Mission 2 is to obtain the content before each number up to nth occurrence to be associated with the number extracted above.
"I require an expression which can find numbers (10) throughout a string (11) at any location (12)." >>
"I require an expression which can find numbers", "throughout a string", "at any location", "."
"It must skip numbers 32 that are not within (4) brackets in a string 2 with many (99) possible other characters." >>
"It must skip numbers 32 that are not within", "brackets in a string 2 with many", "possible other characters."
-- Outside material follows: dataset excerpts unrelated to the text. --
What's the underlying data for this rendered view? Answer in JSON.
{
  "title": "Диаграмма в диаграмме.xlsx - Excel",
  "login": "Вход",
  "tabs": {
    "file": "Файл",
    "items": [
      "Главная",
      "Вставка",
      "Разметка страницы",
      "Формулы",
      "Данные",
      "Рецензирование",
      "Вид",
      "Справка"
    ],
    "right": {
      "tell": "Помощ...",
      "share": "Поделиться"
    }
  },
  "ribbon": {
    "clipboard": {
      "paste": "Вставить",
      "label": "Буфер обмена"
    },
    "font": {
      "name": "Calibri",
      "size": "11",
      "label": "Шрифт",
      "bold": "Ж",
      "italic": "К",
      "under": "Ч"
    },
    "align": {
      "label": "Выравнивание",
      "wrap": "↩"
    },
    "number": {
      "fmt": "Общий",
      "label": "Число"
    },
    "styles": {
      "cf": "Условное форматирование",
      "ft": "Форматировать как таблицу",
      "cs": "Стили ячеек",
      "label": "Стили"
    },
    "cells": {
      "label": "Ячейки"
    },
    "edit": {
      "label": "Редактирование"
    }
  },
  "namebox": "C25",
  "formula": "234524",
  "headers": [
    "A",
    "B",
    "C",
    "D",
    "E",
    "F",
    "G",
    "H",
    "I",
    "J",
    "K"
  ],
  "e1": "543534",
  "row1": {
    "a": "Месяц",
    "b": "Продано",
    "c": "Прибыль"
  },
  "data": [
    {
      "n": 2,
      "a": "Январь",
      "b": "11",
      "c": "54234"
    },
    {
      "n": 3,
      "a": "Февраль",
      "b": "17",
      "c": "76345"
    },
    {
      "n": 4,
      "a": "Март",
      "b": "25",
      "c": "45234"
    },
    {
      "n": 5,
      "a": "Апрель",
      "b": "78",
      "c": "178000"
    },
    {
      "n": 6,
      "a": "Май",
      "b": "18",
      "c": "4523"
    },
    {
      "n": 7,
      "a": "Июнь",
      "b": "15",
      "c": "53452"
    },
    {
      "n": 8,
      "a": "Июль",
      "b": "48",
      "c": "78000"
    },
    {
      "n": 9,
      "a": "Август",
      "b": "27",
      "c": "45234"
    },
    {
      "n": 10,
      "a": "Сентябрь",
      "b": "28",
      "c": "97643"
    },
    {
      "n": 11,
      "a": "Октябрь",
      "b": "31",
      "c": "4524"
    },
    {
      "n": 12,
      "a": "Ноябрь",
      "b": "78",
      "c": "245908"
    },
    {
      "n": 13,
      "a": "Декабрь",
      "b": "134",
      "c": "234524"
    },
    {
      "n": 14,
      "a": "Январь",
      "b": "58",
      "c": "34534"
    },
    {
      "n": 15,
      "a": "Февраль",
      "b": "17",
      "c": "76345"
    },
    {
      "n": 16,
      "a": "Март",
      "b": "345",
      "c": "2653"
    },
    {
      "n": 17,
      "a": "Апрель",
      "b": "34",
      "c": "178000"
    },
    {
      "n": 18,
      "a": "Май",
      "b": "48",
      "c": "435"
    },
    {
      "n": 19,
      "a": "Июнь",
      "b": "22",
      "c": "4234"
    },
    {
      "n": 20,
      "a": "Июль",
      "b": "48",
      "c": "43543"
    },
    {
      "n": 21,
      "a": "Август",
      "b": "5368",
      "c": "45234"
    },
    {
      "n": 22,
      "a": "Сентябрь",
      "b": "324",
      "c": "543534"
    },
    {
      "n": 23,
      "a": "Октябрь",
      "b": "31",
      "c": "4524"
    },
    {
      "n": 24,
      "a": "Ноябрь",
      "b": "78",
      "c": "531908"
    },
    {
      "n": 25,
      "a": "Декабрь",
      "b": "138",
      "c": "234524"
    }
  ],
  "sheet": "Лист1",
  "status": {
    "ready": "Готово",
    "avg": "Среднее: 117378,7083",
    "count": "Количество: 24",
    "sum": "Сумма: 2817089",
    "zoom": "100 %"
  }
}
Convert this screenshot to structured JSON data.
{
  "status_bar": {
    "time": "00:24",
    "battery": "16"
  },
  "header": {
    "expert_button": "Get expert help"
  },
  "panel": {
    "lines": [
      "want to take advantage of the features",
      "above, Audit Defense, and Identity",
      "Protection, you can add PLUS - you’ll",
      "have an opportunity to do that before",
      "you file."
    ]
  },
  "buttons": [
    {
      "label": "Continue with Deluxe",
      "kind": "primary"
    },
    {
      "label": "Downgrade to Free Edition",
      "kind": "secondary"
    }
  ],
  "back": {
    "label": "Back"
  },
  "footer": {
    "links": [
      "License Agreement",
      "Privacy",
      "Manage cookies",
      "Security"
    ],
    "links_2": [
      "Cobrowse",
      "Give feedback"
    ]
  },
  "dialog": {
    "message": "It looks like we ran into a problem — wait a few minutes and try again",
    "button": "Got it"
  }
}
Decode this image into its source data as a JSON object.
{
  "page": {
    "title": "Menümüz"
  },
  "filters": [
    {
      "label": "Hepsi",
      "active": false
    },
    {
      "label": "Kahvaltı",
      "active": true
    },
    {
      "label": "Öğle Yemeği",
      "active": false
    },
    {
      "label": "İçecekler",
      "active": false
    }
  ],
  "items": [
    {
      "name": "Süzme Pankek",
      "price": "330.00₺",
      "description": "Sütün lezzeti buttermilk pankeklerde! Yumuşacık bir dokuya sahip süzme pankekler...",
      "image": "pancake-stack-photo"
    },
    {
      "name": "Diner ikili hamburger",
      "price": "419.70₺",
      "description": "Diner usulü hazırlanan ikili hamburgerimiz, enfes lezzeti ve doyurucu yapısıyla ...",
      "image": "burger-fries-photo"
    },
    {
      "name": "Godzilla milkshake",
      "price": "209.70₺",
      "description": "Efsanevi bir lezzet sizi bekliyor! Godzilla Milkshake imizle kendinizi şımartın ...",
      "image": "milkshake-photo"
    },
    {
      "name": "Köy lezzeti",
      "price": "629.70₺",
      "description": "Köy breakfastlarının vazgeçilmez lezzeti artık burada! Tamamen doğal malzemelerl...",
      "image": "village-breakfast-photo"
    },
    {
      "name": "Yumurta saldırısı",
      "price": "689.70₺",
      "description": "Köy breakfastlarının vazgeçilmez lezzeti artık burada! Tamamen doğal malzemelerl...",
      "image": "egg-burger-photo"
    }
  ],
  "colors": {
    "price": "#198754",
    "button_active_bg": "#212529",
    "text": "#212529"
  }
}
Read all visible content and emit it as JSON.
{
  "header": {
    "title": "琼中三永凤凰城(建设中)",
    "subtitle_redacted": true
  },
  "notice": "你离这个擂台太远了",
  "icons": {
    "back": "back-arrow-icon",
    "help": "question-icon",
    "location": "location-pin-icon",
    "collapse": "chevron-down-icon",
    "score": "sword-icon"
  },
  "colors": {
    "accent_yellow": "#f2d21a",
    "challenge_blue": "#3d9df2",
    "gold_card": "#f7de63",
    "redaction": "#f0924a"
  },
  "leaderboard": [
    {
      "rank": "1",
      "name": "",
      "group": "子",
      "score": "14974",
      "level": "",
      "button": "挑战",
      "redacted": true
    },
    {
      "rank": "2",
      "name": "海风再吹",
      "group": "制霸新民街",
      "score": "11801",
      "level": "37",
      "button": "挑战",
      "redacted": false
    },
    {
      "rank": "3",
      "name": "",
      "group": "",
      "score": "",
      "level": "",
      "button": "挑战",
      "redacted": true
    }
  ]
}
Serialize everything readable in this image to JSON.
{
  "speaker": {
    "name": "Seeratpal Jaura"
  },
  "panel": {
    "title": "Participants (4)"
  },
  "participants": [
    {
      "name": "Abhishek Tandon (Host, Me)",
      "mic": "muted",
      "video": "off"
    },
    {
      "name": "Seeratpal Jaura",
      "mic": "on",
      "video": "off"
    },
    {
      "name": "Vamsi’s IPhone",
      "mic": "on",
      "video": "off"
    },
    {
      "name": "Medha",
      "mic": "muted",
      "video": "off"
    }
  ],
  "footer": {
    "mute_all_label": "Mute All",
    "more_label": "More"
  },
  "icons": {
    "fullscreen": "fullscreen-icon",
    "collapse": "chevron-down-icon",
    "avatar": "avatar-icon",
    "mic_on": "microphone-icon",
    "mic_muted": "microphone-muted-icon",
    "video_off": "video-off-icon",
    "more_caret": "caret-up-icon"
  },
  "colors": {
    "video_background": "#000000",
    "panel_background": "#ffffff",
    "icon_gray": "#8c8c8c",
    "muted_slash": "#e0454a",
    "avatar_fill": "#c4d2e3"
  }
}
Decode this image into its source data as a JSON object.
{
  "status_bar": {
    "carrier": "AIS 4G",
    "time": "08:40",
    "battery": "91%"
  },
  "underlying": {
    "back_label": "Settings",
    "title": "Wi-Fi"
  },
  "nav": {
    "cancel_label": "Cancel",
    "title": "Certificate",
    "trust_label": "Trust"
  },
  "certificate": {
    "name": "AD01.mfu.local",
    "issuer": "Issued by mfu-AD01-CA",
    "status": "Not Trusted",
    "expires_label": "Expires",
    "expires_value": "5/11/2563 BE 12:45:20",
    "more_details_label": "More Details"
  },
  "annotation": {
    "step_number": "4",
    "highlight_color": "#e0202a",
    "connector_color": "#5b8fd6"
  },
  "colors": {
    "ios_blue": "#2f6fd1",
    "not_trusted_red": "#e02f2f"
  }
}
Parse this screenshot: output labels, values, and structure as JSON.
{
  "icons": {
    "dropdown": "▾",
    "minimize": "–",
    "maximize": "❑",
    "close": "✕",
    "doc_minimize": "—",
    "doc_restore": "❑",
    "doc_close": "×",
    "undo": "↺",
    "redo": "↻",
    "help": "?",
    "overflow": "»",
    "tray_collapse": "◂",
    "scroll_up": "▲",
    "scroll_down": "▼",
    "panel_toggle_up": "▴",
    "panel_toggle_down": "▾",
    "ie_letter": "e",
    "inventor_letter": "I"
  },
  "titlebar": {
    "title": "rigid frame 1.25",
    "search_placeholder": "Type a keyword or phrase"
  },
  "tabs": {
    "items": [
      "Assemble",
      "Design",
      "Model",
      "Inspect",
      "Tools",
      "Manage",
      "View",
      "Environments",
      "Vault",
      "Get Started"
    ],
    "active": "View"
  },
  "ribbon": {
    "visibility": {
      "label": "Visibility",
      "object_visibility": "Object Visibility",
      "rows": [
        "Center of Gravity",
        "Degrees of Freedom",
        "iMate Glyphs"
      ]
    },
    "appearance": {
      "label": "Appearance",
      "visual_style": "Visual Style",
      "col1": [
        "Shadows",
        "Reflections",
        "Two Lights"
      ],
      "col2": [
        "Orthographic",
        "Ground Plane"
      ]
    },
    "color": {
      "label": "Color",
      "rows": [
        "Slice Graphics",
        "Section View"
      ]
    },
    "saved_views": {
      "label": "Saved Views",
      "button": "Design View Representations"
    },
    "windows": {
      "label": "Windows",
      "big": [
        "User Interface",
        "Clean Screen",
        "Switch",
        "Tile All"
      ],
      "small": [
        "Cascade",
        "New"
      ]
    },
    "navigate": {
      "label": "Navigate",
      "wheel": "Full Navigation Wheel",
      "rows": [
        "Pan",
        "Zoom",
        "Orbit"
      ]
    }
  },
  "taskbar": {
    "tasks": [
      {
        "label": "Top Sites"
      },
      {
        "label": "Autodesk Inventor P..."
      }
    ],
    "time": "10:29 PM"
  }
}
1 of 1 people found this helpful
Is it possible to pre-process the data before loading it into Tableau?
It's not so easy to achieve this transformation with string calculations. You could use a series of nested REGEXP_REPLACE calls to remove the unwanted characters (as compared to your original idea of extracting the wanted characters), but it gets messy, and covering all the edge cases can be tricky.
Thanks for your response. Yes it is possible to pre-process the data, especially if I'm using a static data snapshot. ETL layer changes would be required for an ongoing automated solution for the production database. I was hoping to at least simulate what the improvement at the database side would look like in terms of data resolution and analytics potential on live data, for the uninitiated. Conceptually simple perhaps not Tableau simple.
The context if it assists is a log of equipment downtime events that are currently recorded as a series of unstructured descriptions with manually recorded downtimes (inserted into brackets) and stored as a single entry in the source database. Presumably a hangover from when the logs were hand written and were used for context not analytics.
I'll go the pre-processing option as suggested.